- The EEOC issued its final enforcement guidance on retaliation and related issues on Monday, the first compliance guide on the issue since 1998.
- The final guidelines come as a result of public input from 60 organizations and individuals over the course of a year and include discussions on topics such as: what employee activity is protected under the law, remedies for retaliation, legal analysis employers can use to determine if evidence supports a retaliation claim and "detailed examples" of the kinds of employer actions that can result in a retaliation charge.
- "Retaliation is asserted in nearly 45% of all charges we receive and is the most frequently alleged basis of discrimination," EEOC Chair Jenny Yang said in the release. The new guidance is set to help employers reduce the likelihood that they would be accused of retaliation and help employees better understand their rights.

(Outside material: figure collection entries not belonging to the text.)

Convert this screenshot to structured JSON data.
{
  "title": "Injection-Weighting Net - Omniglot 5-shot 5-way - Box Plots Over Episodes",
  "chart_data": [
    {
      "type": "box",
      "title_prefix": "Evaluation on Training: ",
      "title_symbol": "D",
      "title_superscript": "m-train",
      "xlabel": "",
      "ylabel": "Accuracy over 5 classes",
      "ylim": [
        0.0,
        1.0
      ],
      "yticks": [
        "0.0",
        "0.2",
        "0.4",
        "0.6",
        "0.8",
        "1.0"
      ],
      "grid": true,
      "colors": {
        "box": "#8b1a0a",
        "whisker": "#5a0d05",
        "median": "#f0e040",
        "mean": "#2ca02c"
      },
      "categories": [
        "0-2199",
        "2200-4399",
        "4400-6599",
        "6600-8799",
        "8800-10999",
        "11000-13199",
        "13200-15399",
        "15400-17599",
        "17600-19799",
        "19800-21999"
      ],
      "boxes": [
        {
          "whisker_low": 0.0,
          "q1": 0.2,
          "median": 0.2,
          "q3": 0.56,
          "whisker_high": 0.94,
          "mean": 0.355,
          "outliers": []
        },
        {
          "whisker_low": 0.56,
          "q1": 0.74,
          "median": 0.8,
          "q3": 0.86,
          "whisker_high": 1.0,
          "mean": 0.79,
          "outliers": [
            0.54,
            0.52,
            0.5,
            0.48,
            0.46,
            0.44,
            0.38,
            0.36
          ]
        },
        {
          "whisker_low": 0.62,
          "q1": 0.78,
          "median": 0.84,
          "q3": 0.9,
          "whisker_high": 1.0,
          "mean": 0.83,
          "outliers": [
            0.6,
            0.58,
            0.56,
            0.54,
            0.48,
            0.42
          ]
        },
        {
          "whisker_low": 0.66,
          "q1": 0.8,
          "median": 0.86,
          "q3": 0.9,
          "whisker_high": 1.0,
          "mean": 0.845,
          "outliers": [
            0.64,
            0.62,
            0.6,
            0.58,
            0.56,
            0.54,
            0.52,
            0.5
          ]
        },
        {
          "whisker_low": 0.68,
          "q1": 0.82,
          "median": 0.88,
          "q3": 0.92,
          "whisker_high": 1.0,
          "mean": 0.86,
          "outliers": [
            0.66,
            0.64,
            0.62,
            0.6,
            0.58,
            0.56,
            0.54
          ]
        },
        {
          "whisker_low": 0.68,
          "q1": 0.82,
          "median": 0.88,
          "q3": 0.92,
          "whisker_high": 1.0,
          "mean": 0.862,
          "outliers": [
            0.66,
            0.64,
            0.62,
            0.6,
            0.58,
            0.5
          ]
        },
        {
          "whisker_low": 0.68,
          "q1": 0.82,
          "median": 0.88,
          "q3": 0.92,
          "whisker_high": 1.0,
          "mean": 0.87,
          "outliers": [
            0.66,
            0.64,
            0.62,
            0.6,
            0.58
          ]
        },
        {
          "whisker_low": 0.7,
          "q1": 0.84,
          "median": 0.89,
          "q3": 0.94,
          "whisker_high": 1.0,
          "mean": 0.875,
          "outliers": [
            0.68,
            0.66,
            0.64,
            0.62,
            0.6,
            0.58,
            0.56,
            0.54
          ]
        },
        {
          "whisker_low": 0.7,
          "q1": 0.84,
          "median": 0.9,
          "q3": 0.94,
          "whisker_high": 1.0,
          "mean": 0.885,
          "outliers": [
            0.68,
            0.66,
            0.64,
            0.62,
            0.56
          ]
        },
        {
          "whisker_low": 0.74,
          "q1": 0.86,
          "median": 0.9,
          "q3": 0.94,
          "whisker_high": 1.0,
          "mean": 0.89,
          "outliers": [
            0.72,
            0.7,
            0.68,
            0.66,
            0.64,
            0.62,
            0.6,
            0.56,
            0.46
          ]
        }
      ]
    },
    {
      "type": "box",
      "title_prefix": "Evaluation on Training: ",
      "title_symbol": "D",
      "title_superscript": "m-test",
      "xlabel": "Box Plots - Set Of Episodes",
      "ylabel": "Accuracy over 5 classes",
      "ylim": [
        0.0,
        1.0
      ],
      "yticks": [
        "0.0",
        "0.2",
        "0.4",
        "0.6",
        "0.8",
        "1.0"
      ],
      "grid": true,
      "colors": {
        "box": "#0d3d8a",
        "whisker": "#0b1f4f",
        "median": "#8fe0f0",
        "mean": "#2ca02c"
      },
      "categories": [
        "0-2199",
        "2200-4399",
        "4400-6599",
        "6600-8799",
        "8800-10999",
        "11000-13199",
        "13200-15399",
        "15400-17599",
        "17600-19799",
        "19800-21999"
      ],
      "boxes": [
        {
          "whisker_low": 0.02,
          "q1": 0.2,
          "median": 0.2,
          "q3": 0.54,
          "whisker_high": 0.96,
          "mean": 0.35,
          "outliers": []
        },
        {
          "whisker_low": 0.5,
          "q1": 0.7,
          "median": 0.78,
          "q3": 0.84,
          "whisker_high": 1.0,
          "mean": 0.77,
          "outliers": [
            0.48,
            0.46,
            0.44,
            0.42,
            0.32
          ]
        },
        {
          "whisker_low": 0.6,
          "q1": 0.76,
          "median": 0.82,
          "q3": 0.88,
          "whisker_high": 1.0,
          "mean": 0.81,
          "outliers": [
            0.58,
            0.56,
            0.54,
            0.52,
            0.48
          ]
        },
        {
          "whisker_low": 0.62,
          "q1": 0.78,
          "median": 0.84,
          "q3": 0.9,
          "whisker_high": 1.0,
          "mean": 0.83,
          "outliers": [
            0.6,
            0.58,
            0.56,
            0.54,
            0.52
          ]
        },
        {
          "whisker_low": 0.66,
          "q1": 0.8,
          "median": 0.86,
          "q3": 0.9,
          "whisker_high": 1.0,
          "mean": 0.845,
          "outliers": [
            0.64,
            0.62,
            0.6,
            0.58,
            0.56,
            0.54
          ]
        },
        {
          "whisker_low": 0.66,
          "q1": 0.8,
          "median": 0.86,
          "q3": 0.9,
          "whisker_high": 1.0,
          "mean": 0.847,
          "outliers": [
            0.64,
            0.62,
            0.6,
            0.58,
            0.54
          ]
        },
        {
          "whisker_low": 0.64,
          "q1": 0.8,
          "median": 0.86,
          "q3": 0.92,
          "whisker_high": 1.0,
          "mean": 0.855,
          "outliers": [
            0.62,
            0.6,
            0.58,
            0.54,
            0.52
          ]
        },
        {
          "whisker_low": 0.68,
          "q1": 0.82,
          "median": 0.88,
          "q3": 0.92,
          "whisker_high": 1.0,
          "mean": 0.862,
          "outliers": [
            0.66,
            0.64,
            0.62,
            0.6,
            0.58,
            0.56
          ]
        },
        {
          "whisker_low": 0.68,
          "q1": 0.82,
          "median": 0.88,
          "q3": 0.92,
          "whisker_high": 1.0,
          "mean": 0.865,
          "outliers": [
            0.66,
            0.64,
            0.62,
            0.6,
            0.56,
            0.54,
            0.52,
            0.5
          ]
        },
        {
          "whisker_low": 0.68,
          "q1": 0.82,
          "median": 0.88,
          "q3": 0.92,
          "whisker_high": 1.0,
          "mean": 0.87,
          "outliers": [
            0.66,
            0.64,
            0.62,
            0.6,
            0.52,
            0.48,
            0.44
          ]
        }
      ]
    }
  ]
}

The new guidance reconciles the separate "interference" provision in the Americans with Disabilities Act (ADA) that "prohibits coercion, threats, or other acts that interfere with the exercise of ADA rights," according to the release.
Retaliation accounts for the most charges filed against private businesses, and is followed closely by racial discrimination (34.7%) and disability discrimination (30.2%). Percentages do not completely add up due to some cases comprising of multiple charges. Some experts claim that retaliation's rise can be attributed to the fact that it is simply easier for an employee to prove retaliation since a 2006 Supreme Court ruling that added guidance. Proving racial or sex discrimination is comparably harder, especially in cases of sexual harassment.
The EEOC also issued two short resource documents alongside the new guidance: a question-and-answer publication and a short Small Business Fact Sheet that condenses the major points.